Political Denial and Deflection
Perhaps the most disappointing thru-line between the Oklahoma City bombing and today is Merrick Garland. Garland oversaw McVeigh’s prosecution, and made a deliberate decision not to highlight the larger extremist backdrop behind the event. In doing so, he solidified the “lone wolf” narrative surrounding the event that persists today. Notably, Toobin states that Garland never mentioned any thematic connections between Oklahoma City and January 6 during his interviews — and they haven’t been highlighted in the prosecutions against the Oath Keepers or Proud Boys, either.

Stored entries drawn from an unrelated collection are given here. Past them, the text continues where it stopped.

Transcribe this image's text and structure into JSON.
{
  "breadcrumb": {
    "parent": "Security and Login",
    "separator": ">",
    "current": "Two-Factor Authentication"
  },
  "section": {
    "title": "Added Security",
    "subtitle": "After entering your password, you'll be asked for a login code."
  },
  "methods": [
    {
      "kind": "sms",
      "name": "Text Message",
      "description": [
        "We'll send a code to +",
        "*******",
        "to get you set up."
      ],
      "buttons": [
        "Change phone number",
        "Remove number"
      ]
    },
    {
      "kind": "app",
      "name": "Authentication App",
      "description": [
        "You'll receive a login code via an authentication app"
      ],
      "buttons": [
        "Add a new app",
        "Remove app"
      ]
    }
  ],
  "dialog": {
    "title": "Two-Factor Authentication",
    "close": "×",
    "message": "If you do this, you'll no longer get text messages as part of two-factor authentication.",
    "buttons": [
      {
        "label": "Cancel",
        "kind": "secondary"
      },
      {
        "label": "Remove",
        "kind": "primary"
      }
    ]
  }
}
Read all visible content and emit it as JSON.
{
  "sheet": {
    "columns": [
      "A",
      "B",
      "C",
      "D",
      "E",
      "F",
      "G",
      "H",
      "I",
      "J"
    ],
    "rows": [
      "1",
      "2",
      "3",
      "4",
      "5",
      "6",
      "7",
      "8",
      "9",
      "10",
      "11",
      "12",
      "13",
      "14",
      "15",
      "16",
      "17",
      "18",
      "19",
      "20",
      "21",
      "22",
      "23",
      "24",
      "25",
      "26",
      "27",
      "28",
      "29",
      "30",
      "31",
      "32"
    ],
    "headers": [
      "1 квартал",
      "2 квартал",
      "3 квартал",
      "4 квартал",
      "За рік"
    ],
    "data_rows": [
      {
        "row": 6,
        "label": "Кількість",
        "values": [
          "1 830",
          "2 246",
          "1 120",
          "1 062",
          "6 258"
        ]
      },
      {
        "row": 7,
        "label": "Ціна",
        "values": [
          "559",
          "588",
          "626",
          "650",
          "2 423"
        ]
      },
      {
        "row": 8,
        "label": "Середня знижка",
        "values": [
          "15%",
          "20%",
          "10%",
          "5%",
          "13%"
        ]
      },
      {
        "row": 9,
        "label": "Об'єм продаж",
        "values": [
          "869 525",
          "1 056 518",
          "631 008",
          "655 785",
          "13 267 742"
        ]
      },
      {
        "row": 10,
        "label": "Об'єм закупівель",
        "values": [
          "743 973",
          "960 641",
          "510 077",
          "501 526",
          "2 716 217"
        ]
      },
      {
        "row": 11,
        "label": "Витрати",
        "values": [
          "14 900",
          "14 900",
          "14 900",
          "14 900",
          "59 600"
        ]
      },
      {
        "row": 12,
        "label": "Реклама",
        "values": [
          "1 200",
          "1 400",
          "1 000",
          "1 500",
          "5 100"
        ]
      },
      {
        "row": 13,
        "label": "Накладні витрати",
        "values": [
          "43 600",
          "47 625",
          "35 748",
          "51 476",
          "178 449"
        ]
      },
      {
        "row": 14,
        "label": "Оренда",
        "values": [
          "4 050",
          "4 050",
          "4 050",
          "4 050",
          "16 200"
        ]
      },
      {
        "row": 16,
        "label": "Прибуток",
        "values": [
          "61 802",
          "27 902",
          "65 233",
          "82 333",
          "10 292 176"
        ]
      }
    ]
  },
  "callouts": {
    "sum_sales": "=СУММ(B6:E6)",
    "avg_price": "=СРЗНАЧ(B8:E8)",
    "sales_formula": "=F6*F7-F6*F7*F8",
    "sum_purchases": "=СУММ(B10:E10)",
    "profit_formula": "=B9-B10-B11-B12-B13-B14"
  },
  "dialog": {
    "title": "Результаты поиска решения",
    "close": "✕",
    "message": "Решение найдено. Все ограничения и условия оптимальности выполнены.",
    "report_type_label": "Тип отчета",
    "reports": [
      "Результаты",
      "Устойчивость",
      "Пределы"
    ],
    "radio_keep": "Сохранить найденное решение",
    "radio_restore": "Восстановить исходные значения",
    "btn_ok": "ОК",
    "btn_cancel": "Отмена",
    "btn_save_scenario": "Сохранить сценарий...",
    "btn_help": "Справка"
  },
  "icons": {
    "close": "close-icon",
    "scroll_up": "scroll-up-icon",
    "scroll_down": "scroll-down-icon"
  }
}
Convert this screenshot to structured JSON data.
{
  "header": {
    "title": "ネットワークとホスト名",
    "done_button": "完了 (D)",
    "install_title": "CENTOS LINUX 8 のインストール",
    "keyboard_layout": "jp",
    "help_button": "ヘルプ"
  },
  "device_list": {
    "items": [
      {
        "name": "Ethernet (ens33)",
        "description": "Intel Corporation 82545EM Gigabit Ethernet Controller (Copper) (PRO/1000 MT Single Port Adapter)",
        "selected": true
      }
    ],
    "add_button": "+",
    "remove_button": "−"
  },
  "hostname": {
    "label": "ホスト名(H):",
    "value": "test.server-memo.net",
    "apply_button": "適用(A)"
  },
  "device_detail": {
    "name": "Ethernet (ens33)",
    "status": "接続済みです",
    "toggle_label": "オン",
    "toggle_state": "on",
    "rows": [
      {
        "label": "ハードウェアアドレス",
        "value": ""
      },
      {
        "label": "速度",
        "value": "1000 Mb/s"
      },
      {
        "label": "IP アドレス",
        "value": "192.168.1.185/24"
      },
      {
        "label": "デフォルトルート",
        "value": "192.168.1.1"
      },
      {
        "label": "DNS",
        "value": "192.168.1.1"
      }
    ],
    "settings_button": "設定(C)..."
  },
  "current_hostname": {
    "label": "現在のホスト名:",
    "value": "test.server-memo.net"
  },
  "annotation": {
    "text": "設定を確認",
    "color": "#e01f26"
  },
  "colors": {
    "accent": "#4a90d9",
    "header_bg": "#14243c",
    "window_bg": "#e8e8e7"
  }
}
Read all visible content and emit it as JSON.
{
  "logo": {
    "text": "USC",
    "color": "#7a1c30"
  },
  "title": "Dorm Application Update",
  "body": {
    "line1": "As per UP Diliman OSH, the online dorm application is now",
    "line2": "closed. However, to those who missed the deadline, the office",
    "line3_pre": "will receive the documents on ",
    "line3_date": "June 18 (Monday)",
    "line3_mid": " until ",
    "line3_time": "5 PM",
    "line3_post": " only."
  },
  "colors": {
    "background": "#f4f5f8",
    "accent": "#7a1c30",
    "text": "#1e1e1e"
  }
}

This historic and current silence has only empowered those who want to downplay the domestic extremist threat. When President Bill Clinton called out Limbaugh, and right-wing extremist rhetoric generally, following the OKC bombing, Toobin writes that Limbaugh pushed back, claiming that “There is absolutely no connection between these nuts and mainstream conservatism in America today.” Later, under the Obama administration, Toobin describes Republican’s outrage to a Department of Homeland Security report on growing recruitment among domestic extremist groups in reaction to the election of the first Black president:
The report itself was less significant than the furious reaction to it — and the reaction to the reaction. John Boehner, then the highest ranking Republican in the House of Representatives, called the report ‘offensive and unacceptable,’ adding, ‘the Secretary of Homeland Security owes the American people an explanation for why she has abandoned the term ‘terrorist’ to describe those, such as al Qaeda, who are plotting overseas to kill innocent Americans.’ Representative Lamar Smith, of Texas, said the administration was ‘awfully willing to paint law-abiding Americans, including war veterans, as ‘extremists.’’ Representative Steve Buyer, the top Republican on the House Veterans’ Affairs Committee, said it was ‘inconceivable’ that veterans could pose a threat.
Following the criticism, DHS Secretary Janet Napolitano issued an apology and withdrew the report: “Embracing the mantle of feigned victimhood,” Toobin writes, “Republicans saw that they could deflect criticisms of and warnings about an affiliated movement by claiming discrimination.”
This tactic is most evident now in Rep. Jim Jordan’s Subcommittee on the Weaponization of Government (the name itself a wink and a nod to antigovernment extremists). His star witnesses last week included three former FBI employees who sympathized with Jan. 6 defendants or stonewalled investigations — one even lied about being in a restricted area of the Capitol on January 6. Jordan, however, has painted them as merely conscientious objectors who have been persecuted by the FBI for their political beliefs.
These “whistleblower” claims are fueling a larger efforts by MAGA Republican calls to “defund the FBI.” I suppose McVeigh would be glad his hoped-for revolution is finally getting underway — from within the federal bureaucracy he so despised.
Man, this was well-done. I think it took me 8 minutes to read on my phone yet there was so much connective tissue effectively connected.
Bravo, Asha (and Jeff Toobin)!
Excellent. Thank you Asha. I learned a lot. My friend, Dr. Erroll Southers wrote Homegrown Violent Extremism, which may be of interest to you and your readers.